例:「電車に乗ると不安でドキドキしてしまい、電車に乗ることができない」というAさんの場合

「なぜ電車に乗れないのか」という問題を、以下の3側面から見立てます。
  • 電車に乗る=「行動」
  • 不安=「気持ち(感情)」
  • ドキドキ=「身体症状」

“電車に乗る”という「行動」と、“不安”という「気持ち(感情)」と、“ドキドキ”つまり心拍数が上がってしまうという「身体症状」は、本来はすべて関係ないバラバラのものです。しかしAさんの中では、何らかの理由で「行動」と「感情」と「身体症状」が連結してしまっているのです。

Aさんはカウンセリングの中で、

『相性の合わない上司がいて、いつ叱られるかと想像するだけでいつも不安で…どんどん会社に行きたくなくなってしまって…』―と、お話されていました。
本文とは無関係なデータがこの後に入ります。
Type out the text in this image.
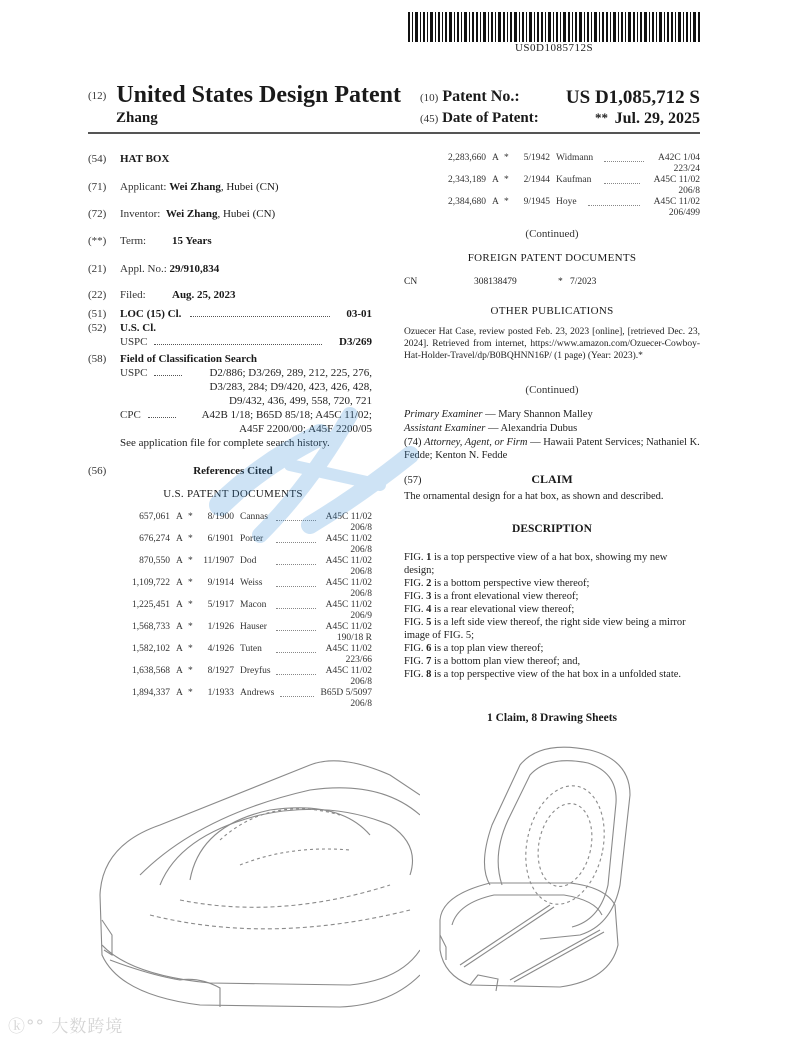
US0D1085712S
(12) United States Design Patent
Zhang
(10) Patent No.: US D1,085,712 S
(45) Date of Patent:	** Jul. 29, 2025
(54) HAT BOX
(71) Applicant: Wei Zhang, Hubei (CN)
(72) Inventor: Wei Zhang, Hubei (CN)
(**) Term: 15 Years
(21) Appl. No.: 29/910,834
(22) Filed: Aug. 25, 2023
(51) LOC (15) Cl.	03-01
(52) U.S. Cl.
USPC	D3/269
(58) Field of Classification Search
USPC	D2/886; D3/269, 289, 212, 225, 276,
D3/283, 284; D9/420, 423, 426, 428,
D9/432, 436, 499, 558, 720, 721
CPC	A42B 1/18; B65D 85/18; A45C 11/02;
A45F 2200/00; A45F 2200/05
See application file for complete search history.
(56)	References Cited
U.S. PATENT DOCUMENTS
657,061 A *	8/1900 Cannas	A45C 11/02
206/8
676,274 A *	6/1901 Porter	A45C 11/02
206/8
870,550 A *	11/1907 Dod	A45C 11/02
206/8
1,109,722 A *	9/1914 Weiss	A45C 11/02
206/8
1,225,451 A *	5/1917 Macon	A45C 11/02
206/9
1,568,733 A *	1/1926 Hauser	A45C 11/02
190/18 R
1,582,102 A *	4/1926 Tuten	A45C 11/02
223/66
1,638,568 A *	8/1927 Dreyfus	A45C 11/02
206/8
1,894,337 A *	1/1933 Andrews	B65D 5/5097
206/8
2,283,660 A *	5/1942 Widmann	A42C 1/04
223/24
2,343,189 A *	2/1944 Kaufman	A45C 11/02
206/8
2,384,680 A *	9/1945 Hoye	A45C 11/02
206/499
(Continued)
FOREIGN PATENT DOCUMENTS
CN	308138479	* 7/2023
OTHER PUBLICATIONS
Ozuecer Hat Case, review posted Feb. 23, 2023 [online], [retrieved Dec. 23, 2024]. Retrieved from internet, https://www.amazon.com/Ozuecer-Cowboy-Hat-Holder-Travel/dp/B0BQHNN16P/ (1 page) (Year: 2023).*
(Continued)
Primary Examiner — Mary Shannon Malley
Assistant Examiner — Alexandria Dubus
(74) Attorney, Agent, or Firm — Hawaii Patent Services; Nathaniel K. Fedde; Kenton N. Fedde
(57)	CLAIM
The ornamental design for a hat box, as shown and described.
DESCRIPTION
FIG. 1 is a top perspective view of a hat box, showing my new design;
FIG. 2 is a bottom perspective view thereof;
FIG. 3 is a front elevational view thereof;
FIG. 4 is a rear elevational view thereof;
FIG. 5 is a left side view thereof, the right side view being a mirror image of FIG. 5;
FIG. 6 is a top plan view thereof;
FIG. 7 is a bottom plan view thereof; and,
FIG. 8 is a top perspective view of the hat box in a unfolded state.
1 Claim, 8 Drawing Sheets
ⓚ°° 大数跨境
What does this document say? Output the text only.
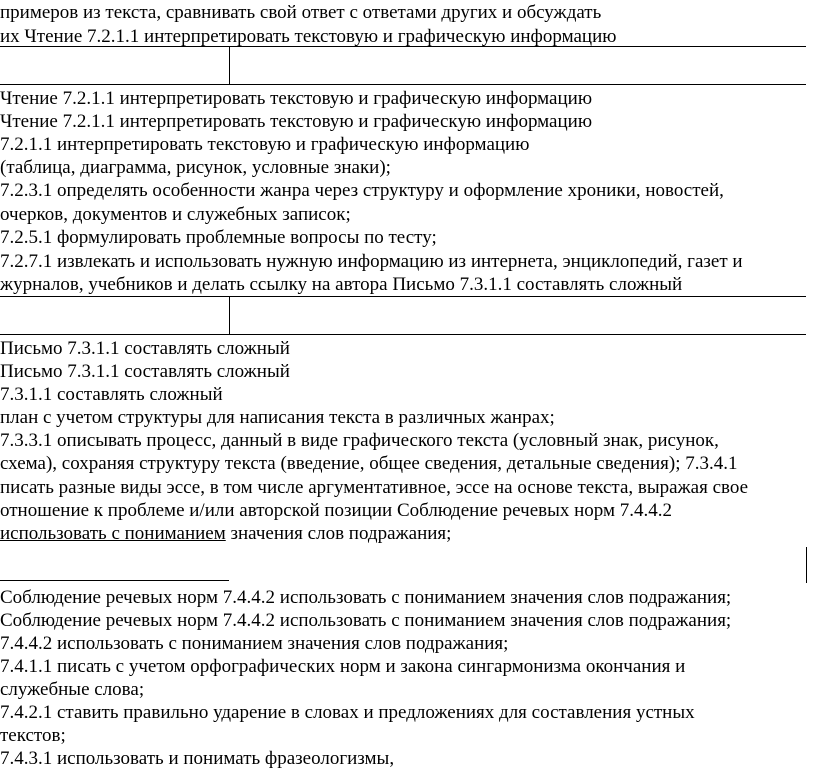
примеров из текста, сравнивать свой ответ с ответами других и обсуждать
их Чтение 7.2.1.1 интерпретировать текстовую и графическую информацию
Чтение 7.2.1.1 интерпретировать текстовую и графическую информацию
Чтение 7.2.1.1 интерпретировать текстовую и графическую информацию
7.2.1.1 интерпретировать текстовую и графическую информацию
(таблица, диаграмма, рисунок, условные знаки);
7.2.3.1 определять особенности жанра через структуру и оформление хроники, новостей,
очерков, документов и служебных записок;
7.2.5.1 формулировать проблемные вопросы по тесту;
7.2.7.1 извлекать и использовать нужную информацию из интернета, энциклопедий, газет и
журналов, учебников и делать ссылку на автора Письмо 7.3.1.1 составлять сложный
Письмо 7.3.1.1 составлять сложный
Письмо 7.3.1.1 составлять сложный
7.3.1.1 составлять сложный
план с учетом структуры для написания текста в различных жанрах;
7.3.3.1 описывать процесс, данный в виде графического текста (условный знак, рисунок,
схема), сохраняя структуру текста (введение, общее сведения, детальные сведения); 7.3.4.1
писать разные виды эссе, в том числе аргументативное, эссе на основе текста, выражая свое
отношение к проблеме и/или авторской позиции Соблюдение речевых норм 7.4.4.2
использовать с пониманием значения слов подражания;
Соблюдение речевых норм 7.4.4.2 использовать с пониманием значения слов подражания;
Соблюдение речевых норм 7.4.4.2 использовать с пониманием значения слов подражания;
7.4.4.2 использовать с пониманием значения слов подражания;
7.4.1.1 писать с учетом орфографических норм и закона сингармонизма окончания и
служебные слова;
7.4.2.1 ставить правильно ударение в словах и предложениях для составления устных
текстов;
7.4.3.1 использовать и понимать фразеологизмы,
もしかしたら、上記のような不安を考えながら電車に乗っていたのかもしれません。この場合、『毎日毎日電車の中で不安なことを考えているうちに、“行動”と“感情”が連結し、ストレスから“身体反応”に結びついたのかもしれない―』と見立てることができます(この連結には個人差があり、またセッションの進行により変化していきます)。

“行動”を重視した技法では、上記のような“行動”と“感情”と“身体症状”が繋がってしまったメカニズムをカウンセリングの中で共に探り、クライエントとカウンセラーが問題と目標を共有します。そして『不安場面でもリラックスする方法』を身につけられるまで、カウンセラーがお手伝いさせて頂きます。

認知行動療法には、その他にも様々な技法や考え方があります。特に“○月までに復職したい”など、期限や目標が明確な方には、ご自宅でもトレーニングや記録ができるようにホームワークをして頂くこともございます。適用する技法に関しましては、じっくりお話を伺った上で、クライアントとカウンセラーの共同作業により最も適したセッションの進め方を選択していきます。